Tax cutting may be in fashion, but it's a good time to raise gasoline taxes.
New York Times; New York, N.Y.; Oct 19, 2000; Hal R. Varian;

WITH all the talk of tax cuts, this may be an inopportune time to propose a tax increase. But it is easier to put tax reforms in place when times are good than when they are bad, and United States policy on gasoline taxation could be much improved.

Gasoline taxes are an emotional issue, as the recent demonstrations in Europe illustrate. But there are several good reasons that increasing the gasoline tax in the United States makes economic sense.

First, it is a good idea to tax the consumption of goods that impose costs on other people. One person's consumption of gasoline increases emissions of carbon dioxide and other pollutants, and this imposes environmental costs on everyone. And even those who do not care much about the environment have to acknowledge that driving contributes to traffic congestion. Increased taxes on gasoline would reduce consumption, cutting both pollution and congestion.

But, you might argue, we already have taxes on gasoline: federal, state and local taxes average about 41 cents a gallon, or 28 percent of the price of gasoline. Isn't this enough? The problem is that the tax is used mostly to pay for road construction and maintenance. True, the gasoline tax decreases the use of gasoline, but the road subsidy increases its use.

If we subtract the subsidy from the tax, we end up with a net tax rate on gasoline in the United States of about 2 percent, which is much, much lower than net gasoline taxes in the rest of the world.

There is another, quite different reason to tax oil products.

Economists like to tax things that are in fixed supply because the same amount is available whether or not the tax is imposed.
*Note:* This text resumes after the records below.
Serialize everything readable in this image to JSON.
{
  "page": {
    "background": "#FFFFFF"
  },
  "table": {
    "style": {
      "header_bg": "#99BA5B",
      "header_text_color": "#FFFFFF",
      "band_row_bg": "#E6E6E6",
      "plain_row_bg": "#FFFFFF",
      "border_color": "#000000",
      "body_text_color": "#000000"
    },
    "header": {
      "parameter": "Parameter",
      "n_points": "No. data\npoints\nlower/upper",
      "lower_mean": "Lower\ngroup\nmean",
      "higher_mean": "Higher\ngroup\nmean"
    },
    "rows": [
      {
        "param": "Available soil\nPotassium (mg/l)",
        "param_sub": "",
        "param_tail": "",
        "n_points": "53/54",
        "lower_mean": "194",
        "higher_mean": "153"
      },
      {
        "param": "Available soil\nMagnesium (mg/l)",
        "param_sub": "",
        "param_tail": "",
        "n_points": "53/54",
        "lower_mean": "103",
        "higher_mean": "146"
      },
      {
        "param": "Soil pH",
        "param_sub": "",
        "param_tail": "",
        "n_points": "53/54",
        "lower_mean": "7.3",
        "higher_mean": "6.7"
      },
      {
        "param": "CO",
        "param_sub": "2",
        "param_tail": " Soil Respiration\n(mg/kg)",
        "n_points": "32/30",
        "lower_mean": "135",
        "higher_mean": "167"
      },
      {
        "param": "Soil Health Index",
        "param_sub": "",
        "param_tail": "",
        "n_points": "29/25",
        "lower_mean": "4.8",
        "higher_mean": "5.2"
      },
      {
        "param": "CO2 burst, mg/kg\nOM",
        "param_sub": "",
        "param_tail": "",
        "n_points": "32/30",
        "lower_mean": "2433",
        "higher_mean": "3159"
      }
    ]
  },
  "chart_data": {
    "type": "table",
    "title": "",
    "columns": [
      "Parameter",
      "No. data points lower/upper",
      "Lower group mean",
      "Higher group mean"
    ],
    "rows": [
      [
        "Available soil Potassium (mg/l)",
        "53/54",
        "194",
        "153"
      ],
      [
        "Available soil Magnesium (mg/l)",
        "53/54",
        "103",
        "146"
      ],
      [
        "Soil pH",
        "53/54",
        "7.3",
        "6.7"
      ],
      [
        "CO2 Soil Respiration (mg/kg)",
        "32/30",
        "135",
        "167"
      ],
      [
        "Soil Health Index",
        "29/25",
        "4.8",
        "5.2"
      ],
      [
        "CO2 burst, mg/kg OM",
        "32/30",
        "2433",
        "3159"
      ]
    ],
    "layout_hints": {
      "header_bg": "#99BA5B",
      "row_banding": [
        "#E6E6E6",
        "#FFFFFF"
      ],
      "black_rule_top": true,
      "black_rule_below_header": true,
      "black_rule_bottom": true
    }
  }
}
World oil supplies wax and wane in the short run depending on how effectively OPEC is enforcing production quotas. But in the long run, there is only so much oil. Taxing petroleum products will not reduce the total amount of oil in the ground, it will just slow the rate at which it is discovered and extracted.

Taxes on gasoline reduce the demand for oil, thereby reducing the price received by the suppliers of oil. And most of those suppliers are foreign: the United States now imports 56 percent of its oil, and OPEC countries control about three-fourths of the world's proven reserves. Taxing foreigners is popular both economically and politically -- they do not vote. Of course, domestic oil producers not only vote, they contribute to campaigns, and a tax on gasoline would be unpopular with them. But deals can be made -- taxes can be traded for depletion allowances and other accounting goodies to make such a plan politically viable.

A gasoline tax in a small country falls mostly on the residents of that country. The world price of oil is essentially independent of the taxing policies of most countries, since most countries consume only a small fraction of the amount of oil sold.

But the United States consumes a lot of oil -- almost a quarter of the world's production. That means it has considerable market power: its tax policies have a major impact on the world price of oil, and economic analysis suggests that in the long run, a significant part of a gasoline tax increase would end up being paid by the producers of oil, not the consumers.

Nearly 20 years ago, Theodore Bergstrom, an economist who is now at the University of California at Santa Barbara, compared the actual petroleum tax policies of various countries with policies those countries would adopt if they wanted to transfer more OPEC profits to themselves.

He found that if each major oil-consuming country pursued an independent tax policy, the tax rates in European countries should be somewhat lower than they are now, while the tax rate in the United States should be much higher. If the United States, Europe and Japan all coordinated their oil-tax policies, they would collectively want to impose net tax rates of roughly 100 to 200 percent. This is not as scary as it sounds since such a coordinated tax increase would mostly affect oil producers; the price at the pump would increase much less.

Mr. Bergstrom's analysis was focused entirely on transferring profits from oil-producing to oil-consuming nations. If we factor in the pollution and congestion effects mentioned earlier, the optimal petroleum taxes would be even higher.

In the past, Al Gore has advocated increasing gasoline taxes for environmental reasons, though he has been pretty quiet about this proposal lately. George W. Bush does not think much of oil taxes, but he likes the idea of a tax cut.

Let me propose a bipartisan plan: raise the tax on gasoline, but give the revenue back to taxpayers in the form of an income tax credit.

Average consumers would be about as well off as they are now, but the higher price of gasoline would tend to discourage consumption -- giving us environmental, congestion and tax-the-foreigner benefits. It would make sense to phase the tax in over several years, so that the next time drivers trade in their sport utility vehicles, they would have an incentive to buy those fuel-efficient cars that Detroit has promised to produce.

Increasing the net tax on gasoline by, say, 2 percent a year for the next 10 years would be pretty painless for most people. Oil prices would almost certainly drop back down in the next few years, tending to reduce the price of gasoline back toward historical levels. A higher gasoline tax would just mean prices would not drop quite as far as they would otherwise.

If something must be taxed, it makes a lot of sense to tax something that is costly to the environment, costly to the users and mostly controlled by foreigners. The United States is passing up a big opportunity by not taxing gasoline at a higher rate.